Barbing · 2026-03-15T03:25:41 1773545141

Ooh it’s always ?si=

So this…

  ?is=

…that’s new.

Think you got A/B tested. Flipping the parameter breaks a lot of RegEx. Interesting!

dev_l1x_be · 2026-03-14T08:06:33 1773475593

I never use these giant context windows. It is pointless. Agents are great at super focused work that is easy to re-do. Not sure what is the use case for giant context windows.

wat10000 · 2026-03-14T12:12:43 1773490363

I've used it many times for long-running investigations. When I'm deep in the weeds with a ton of disassembly listings and memory dumps and such, I don't really want to interrupt all of that with a compaction or handoff cycle and risk losing important info. It seems to remain very capable with large contexts at least in that scenario.

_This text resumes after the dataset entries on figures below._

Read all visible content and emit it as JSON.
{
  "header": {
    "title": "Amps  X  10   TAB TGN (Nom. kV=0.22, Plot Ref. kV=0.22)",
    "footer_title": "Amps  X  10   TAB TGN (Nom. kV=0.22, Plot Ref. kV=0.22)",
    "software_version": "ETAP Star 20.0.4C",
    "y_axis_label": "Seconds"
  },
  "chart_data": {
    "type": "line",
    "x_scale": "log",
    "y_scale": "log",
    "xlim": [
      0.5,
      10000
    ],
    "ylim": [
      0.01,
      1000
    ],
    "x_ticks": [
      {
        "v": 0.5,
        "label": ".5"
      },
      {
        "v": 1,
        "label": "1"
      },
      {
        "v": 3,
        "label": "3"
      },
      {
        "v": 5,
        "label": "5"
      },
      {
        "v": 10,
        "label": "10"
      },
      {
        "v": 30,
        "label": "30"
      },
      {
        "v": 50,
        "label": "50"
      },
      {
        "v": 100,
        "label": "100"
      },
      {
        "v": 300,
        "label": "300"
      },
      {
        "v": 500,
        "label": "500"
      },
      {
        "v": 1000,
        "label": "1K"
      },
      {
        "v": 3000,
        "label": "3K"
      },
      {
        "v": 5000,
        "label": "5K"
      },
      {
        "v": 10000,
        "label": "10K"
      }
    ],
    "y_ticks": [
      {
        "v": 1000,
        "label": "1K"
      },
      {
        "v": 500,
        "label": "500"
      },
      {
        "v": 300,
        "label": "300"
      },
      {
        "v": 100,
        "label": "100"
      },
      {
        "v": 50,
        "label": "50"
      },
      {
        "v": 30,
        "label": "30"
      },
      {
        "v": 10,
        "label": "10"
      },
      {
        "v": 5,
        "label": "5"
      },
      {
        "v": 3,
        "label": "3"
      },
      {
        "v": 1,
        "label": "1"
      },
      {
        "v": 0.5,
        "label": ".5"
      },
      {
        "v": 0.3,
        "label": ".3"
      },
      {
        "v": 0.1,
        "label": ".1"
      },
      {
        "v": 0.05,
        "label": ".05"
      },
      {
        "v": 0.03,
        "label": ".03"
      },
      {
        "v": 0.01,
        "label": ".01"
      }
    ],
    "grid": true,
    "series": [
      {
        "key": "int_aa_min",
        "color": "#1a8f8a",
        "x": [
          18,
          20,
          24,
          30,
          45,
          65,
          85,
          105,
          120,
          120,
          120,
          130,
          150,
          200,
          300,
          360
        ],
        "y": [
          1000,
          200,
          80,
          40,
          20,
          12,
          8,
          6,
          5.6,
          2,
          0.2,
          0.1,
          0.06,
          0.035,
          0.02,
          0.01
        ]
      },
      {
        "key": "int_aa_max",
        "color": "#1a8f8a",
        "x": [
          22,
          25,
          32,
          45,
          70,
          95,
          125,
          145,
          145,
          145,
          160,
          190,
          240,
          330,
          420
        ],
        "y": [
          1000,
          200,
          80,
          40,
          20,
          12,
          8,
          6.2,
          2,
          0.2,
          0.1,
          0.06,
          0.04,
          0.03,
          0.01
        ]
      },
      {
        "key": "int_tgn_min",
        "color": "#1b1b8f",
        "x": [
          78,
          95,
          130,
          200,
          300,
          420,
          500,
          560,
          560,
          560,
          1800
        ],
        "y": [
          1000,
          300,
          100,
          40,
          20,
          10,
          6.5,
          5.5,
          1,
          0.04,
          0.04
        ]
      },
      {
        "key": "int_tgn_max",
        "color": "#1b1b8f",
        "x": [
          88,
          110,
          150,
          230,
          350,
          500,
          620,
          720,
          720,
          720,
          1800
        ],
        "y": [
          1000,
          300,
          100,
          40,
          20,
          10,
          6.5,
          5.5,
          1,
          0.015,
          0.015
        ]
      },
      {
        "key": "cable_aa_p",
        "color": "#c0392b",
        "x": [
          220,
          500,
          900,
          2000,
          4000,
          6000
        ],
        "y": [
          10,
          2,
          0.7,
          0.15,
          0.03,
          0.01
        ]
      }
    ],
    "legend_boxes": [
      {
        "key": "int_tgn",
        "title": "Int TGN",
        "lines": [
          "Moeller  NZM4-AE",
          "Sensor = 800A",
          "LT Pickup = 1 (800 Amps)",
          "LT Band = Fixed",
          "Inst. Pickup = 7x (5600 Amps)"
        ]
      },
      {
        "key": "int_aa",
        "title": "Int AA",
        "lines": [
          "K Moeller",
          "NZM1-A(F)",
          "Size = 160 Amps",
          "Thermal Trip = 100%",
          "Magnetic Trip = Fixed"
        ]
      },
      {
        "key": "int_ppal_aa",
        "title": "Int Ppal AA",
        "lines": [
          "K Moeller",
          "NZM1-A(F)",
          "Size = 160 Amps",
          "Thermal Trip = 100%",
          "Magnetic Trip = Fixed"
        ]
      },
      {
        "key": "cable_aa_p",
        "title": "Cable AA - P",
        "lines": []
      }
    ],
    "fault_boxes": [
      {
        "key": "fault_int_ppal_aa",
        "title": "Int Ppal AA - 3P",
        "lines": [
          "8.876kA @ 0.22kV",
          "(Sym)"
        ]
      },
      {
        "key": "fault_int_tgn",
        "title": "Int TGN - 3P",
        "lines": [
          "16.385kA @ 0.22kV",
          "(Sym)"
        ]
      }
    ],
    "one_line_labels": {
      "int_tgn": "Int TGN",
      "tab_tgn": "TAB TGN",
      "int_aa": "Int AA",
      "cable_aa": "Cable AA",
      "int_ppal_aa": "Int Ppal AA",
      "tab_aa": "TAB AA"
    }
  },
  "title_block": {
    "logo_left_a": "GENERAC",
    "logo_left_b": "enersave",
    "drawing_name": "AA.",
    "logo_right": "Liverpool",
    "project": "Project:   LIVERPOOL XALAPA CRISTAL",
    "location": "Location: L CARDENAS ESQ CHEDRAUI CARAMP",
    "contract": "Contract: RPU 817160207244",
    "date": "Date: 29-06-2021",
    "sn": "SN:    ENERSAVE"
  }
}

maskull · 2026-03-14T01:59:49 1773453589

After running a context window up high, probably near 70% on opus 4.6 High and watching it take 20% bites out of my 5hr quota per prompt I've been experimenting with dumping context after completing a task. Seems to be working ok. I wonder if I was running into the long context premium. Would that apply to Pro subs or is just relevant to api pricing?

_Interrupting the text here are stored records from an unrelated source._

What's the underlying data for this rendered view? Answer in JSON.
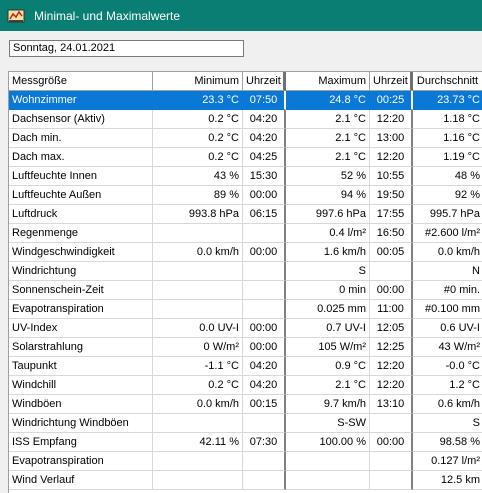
{
  "window": {
    "title": "Minimal- und Maximalwerte",
    "icon": "app-icon"
  },
  "date_field": {
    "value": "Sonntag, 24.01.2021"
  },
  "table": {
    "headers": [
      "Messgröße",
      "Minimum",
      "Uhrzeit",
      "Maximum",
      "Uhrzeit",
      "Durchschnitt"
    ],
    "selected_row": 0,
    "selection_color": "#0a78d7",
    "rows": [
      [
        "Wohnzimmer",
        "23.3 °C",
        "07:50",
        "24.8 °C",
        "00:25",
        "23.73 °C"
      ],
      [
        "Dachsensor (Aktiv)",
        "0.2 °C",
        "04:20",
        "2.1 °C",
        "12:20",
        "1.18 °C"
      ],
      [
        "Dach min.",
        "0.2 °C",
        "04:20",
        "2.1 °C",
        "13:00",
        "1.16 °C"
      ],
      [
        "Dach max.",
        "0.2 °C",
        "04:25",
        "2.1 °C",
        "12:20",
        "1.19 °C"
      ],
      [
        "Luftfeuchte Innen",
        "43 %",
        "15:30",
        "52 %",
        "10:55",
        "48 %"
      ],
      [
        "Luftfeuchte Außen",
        "89 %",
        "00:00",
        "94 %",
        "19:50",
        "92 %"
      ],
      [
        "Luftdruck",
        "993.8 hPa",
        "06:15",
        "997.6 hPa",
        "17:55",
        "995.7 hPa"
      ],
      [
        "Regenmenge",
        "",
        "",
        "0.4 l/m²",
        "16:50",
        "#2.600 l/m²"
      ],
      [
        "Windgeschwindigkeit",
        "0.0 km/h",
        "00:00",
        "1.6 km/h",
        "00:05",
        "0.0 km/h"
      ],
      [
        "Windrichtung",
        "",
        "",
        "S",
        "",
        "N"
      ],
      [
        "Sonnenschein-Zeit",
        "",
        "",
        "0 min",
        "00:00",
        "#0 min."
      ],
      [
        "Evapotranspiration",
        "",
        "",
        "0.025 mm",
        "11:00",
        "#0.100 mm"
      ],
      [
        "UV-Index",
        "0.0 UV-I",
        "00:00",
        "0.7 UV-I",
        "12:05",
        "0.6 UV-I"
      ],
      [
        "Solarstrahlung",
        "0 W/m²",
        "00:00",
        "105 W/m²",
        "12:25",
        "43 W/m²"
      ],
      [
        "Taupunkt",
        "-1.1 °C",
        "04:20",
        "0.9 °C",
        "12:20",
        "-0.0 °C"
      ],
      [
        "Windchill",
        "0.2 °C",
        "04:20",
        "2.1 °C",
        "12:20",
        "1.2 °C"
      ],
      [
        "Windböen",
        "0.0 km/h",
        "00:15",
        "9.7 km/h",
        "13:10",
        "0.6 km/h"
      ],
      [
        "Windrichtung Windböen",
        "",
        "",
        "S-SW",
        "",
        "S"
      ],
      [
        "ISS Empfang",
        "42.11 %",
        "07:30",
        "100.00 %",
        "00:00",
        "98.58 %"
      ],
      [
        "Evapotranspiration",
        "",
        "",
        "",
        "",
        "0.127 l/m²"
      ],
      [
        "Wind Verlauf",
        "",
        "",
        "",
        "",
        "12.5 km"
      ]
    ]
  }
}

virtualritz · 2026-03-14T13:16:53 1773494213

I haven't hit the "dumb zone" any more since two months. I think this talk is outdated.

I'm using CC (Opus) thinking and Codex with xhigh on always.

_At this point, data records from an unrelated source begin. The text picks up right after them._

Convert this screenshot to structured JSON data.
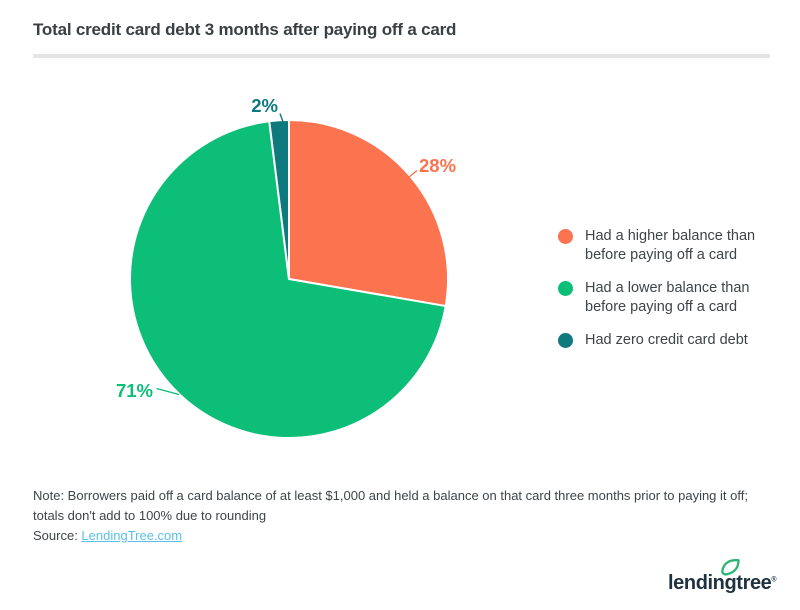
{
  "header": {
    "title": "Total credit card debt 3 months after paying off a card"
  },
  "chart_data": {
    "type": "pie",
    "title": "Total credit card debt 3 months after paying off a card",
    "start_angle_deg": 0,
    "direction": "clockwise",
    "legend_position": "right",
    "values_sum": 101,
    "segments": [
      {
        "id": "higher",
        "label": "Had a higher balance than before paying off a card",
        "value": 28,
        "pct_label": "28%",
        "color": "#fc7350"
      },
      {
        "id": "lower",
        "label": "Had a lower balance than before paying off a card",
        "value": 71,
        "pct_label": "71%",
        "color": "#0dbe78"
      },
      {
        "id": "zero",
        "label": "Had zero credit card debt",
        "value": 2,
        "pct_label": "2%",
        "color": "#0f7a7e"
      }
    ]
  },
  "note": {
    "text": "Note: Borrowers paid off a card balance of at least $1,000 and held a balance on that card three months prior to paying it off; totals don't add to 100% due to rounding",
    "source_label": "Source: ",
    "source_link_text": "LendingTree.com"
  },
  "footer": {
    "logo_text": "lendingtree",
    "registered_mark": "®"
  },
  "colors": {
    "accent_orange": "#fc7350",
    "accent_green": "#0dbe78",
    "accent_teal": "#0f7a7e",
    "link_blue": "#5bc0e7",
    "logo_navy": "#1f3240",
    "leaf_green": "#2db673",
    "divider_gray": "#e4e4e4",
    "text_dark": "#3f4447"
  }
}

And the models have gotten really good when you let them do stuff where goals are verifiable by the model. I had Codex fix a Rust B-rep CSG classification pipeline successfully over the course of a week, unsupervised. It had a custom STEP viewer that would take screenshots and feed them back into the model so it could verify the progress resp. the triangle soup (non progress) itself.

Codex did all the planning and verification, CC wrote the code.

This would have not been possible six months ago at all from my experience.

Maybe with a lot of handholding; but I doubt it (I tried).

I mean both the problem for starters (requires a lot of spatial reasoning and connected math) and the autonomous implementation. Context compression was never an issue in the entire session, for either model.

saaaaaam · 2026-03-14T01:47:53 1773452873

That video is bizarre. Such a heavy breather.

coldtea · 2026-03-14T04:24:02 1773462242

What a weird and inconsequential thing to focus on...

He's just fucking closely miced with compression + speaking fast and anxious/excited speaking to an audience

saaaaaam · 2026-03-15T16:25:45 1773591945

Maybe. But that’s what I focused on, for better or worse. I couldn’t concentrate on what he was saying because of it. Maybe bad mic placement, but the end results was like some sort of old school phone sex pest.

indigodaddy · 2026-03-14T04:26:16 1773462376

Most of that is just nervousness

bushbaba · 2026-03-14T03:22:27 1773458547

Yes. I’ve used it for data analysis

twodave · 2026-03-14T02:33:41 1773455621

I mean, try using copilot on any substantial back-end codebase and watch it eat 90+% just building a plan/checklist. Of course copilot is constrained to 120k I believe? So having 10x that will blow open up some doors that have been closed for me in my work so far.

That said, 120k is pleeenty if you’re just building front-end components and have your API spec on hand already.